Jeremiah feared his set-apart life made him strange. I feared mine made me irrelevant.

Jeremiah’s obedience looked like isolation. Mine looked like obscurity.

But in both cases, God was saying the same thing:

“Your hidden years are not wasted. They are foundational.”

Jeremiah 16 ends with God saying:
“They shall know that My name is the LORD.” (Jer. 16:21)

God did not call Jeremiah to be impressive.
He called Jeremiah to be obedient.

And I feel that deeply now — whether my real estate business succeeds wildly or fails publicly, whether my ministry reaches millions or just a handful of souls, my calling is not validated by visibility. It is validated by surrender. When I write, when I create, when I invest time into developing a ministry nobody else sees — I am being faithful.
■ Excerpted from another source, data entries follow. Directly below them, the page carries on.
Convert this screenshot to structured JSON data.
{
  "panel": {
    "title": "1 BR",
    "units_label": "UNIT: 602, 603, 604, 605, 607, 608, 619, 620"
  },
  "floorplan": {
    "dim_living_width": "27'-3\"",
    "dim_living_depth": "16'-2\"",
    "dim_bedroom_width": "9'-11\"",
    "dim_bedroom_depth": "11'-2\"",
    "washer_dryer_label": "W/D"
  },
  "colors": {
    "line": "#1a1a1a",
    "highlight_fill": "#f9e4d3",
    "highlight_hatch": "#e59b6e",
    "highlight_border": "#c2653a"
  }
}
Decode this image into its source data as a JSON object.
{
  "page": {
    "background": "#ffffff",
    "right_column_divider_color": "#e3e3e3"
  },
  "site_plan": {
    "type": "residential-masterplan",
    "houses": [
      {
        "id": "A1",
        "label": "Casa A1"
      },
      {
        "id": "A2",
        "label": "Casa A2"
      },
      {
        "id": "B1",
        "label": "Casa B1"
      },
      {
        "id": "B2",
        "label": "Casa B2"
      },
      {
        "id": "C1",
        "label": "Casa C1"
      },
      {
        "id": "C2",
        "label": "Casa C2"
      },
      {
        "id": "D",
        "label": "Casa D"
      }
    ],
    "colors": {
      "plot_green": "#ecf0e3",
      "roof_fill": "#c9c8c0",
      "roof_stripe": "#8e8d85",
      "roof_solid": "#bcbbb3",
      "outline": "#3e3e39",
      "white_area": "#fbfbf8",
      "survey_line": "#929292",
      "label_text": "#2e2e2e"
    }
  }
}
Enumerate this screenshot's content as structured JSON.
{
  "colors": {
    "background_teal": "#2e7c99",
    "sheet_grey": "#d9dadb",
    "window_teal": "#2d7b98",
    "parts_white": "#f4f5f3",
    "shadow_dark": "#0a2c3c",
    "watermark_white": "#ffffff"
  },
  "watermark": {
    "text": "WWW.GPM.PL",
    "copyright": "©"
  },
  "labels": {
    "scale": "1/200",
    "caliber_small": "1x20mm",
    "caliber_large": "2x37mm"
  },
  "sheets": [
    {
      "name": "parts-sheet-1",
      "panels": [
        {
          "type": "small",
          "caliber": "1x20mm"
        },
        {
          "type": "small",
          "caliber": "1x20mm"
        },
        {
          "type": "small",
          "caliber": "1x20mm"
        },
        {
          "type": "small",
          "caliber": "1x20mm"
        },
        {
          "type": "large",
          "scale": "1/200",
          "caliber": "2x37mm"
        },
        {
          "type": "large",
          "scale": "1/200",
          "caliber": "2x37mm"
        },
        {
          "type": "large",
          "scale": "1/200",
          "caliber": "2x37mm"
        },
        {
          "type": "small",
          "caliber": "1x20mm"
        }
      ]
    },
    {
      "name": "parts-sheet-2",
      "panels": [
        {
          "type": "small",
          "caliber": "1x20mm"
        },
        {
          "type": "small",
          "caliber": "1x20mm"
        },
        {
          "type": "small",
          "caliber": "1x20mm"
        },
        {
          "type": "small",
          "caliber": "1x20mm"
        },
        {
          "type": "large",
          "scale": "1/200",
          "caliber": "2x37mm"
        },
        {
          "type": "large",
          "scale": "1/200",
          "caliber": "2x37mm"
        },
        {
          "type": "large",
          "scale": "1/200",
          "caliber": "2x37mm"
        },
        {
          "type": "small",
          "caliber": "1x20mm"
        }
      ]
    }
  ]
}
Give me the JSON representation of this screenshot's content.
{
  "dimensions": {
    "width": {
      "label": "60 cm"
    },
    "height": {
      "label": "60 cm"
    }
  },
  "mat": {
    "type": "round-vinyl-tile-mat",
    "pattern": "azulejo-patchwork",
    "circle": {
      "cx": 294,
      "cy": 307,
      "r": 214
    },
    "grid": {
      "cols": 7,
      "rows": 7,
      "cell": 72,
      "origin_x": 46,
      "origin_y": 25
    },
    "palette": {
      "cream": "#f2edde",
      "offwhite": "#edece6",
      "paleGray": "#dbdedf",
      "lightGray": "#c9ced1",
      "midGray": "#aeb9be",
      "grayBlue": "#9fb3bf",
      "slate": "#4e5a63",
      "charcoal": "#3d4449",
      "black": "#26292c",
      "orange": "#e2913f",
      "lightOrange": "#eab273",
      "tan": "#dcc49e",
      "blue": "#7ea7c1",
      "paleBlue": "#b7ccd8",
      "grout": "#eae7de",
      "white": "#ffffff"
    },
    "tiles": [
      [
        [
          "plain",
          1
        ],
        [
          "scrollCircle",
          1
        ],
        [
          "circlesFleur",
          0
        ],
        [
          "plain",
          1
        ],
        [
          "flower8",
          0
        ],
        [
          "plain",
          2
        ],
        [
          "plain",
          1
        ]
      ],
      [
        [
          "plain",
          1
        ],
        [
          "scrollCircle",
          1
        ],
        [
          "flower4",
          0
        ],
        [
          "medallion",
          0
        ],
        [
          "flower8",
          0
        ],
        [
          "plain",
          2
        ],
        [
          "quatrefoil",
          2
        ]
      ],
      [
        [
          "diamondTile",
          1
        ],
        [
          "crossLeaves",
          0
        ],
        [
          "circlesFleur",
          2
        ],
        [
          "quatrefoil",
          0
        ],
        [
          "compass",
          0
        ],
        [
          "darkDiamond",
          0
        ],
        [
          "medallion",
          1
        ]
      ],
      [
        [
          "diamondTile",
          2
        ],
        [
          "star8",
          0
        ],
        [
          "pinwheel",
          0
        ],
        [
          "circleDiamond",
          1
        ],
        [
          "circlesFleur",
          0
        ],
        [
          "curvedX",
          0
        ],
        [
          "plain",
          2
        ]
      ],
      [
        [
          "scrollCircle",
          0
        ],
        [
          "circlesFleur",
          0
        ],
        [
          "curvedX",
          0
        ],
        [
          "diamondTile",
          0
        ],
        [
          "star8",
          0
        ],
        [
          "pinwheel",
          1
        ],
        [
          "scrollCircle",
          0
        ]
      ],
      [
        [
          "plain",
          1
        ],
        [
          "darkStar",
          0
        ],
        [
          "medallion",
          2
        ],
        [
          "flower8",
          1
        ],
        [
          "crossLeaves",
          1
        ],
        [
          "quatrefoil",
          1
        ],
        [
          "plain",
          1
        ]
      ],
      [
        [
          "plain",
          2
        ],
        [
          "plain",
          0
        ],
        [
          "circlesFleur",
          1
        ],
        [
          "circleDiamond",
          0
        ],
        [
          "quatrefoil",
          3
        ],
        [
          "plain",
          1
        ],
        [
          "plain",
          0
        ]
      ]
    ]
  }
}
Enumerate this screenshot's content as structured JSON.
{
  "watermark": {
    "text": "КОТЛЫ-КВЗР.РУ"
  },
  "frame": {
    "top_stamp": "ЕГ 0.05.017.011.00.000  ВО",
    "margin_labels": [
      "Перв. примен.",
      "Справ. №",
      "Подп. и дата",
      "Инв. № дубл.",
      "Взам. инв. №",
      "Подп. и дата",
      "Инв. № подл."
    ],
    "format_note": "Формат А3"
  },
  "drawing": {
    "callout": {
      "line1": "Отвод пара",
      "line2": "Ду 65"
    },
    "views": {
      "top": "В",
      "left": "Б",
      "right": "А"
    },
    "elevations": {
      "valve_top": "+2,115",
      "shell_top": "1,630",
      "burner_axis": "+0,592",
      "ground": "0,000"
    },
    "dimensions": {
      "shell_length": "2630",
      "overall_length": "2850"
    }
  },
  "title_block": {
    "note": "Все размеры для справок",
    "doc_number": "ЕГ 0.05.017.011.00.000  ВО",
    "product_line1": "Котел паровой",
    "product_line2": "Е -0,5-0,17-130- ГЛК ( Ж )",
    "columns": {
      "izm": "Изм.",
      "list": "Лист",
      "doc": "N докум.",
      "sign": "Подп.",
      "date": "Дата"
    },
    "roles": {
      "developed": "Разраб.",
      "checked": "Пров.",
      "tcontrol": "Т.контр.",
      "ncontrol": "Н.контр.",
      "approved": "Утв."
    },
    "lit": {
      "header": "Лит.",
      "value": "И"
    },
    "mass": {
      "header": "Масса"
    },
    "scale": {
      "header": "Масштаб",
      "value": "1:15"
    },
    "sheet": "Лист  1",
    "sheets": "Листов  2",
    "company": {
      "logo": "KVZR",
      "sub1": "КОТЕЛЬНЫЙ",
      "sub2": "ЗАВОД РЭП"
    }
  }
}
And faithfulness is success.

I realize now that God never withheld ministry from me —
He withheld platforms from me until I was ready to carry them without making them an idol.

Jeremiah 16 teaches me that:

Being set apart is not punishment.
Being hidden is not rejection.
Being consecrated is not confinement.

It is God preparing the message inside of me before He reveals the message through me.

God is not just preparing my ministry —
He is preparing me.

And when the time is right,
when obedience has matured into surrender,
God will do what He promised:

They will know Him because of how I have lived.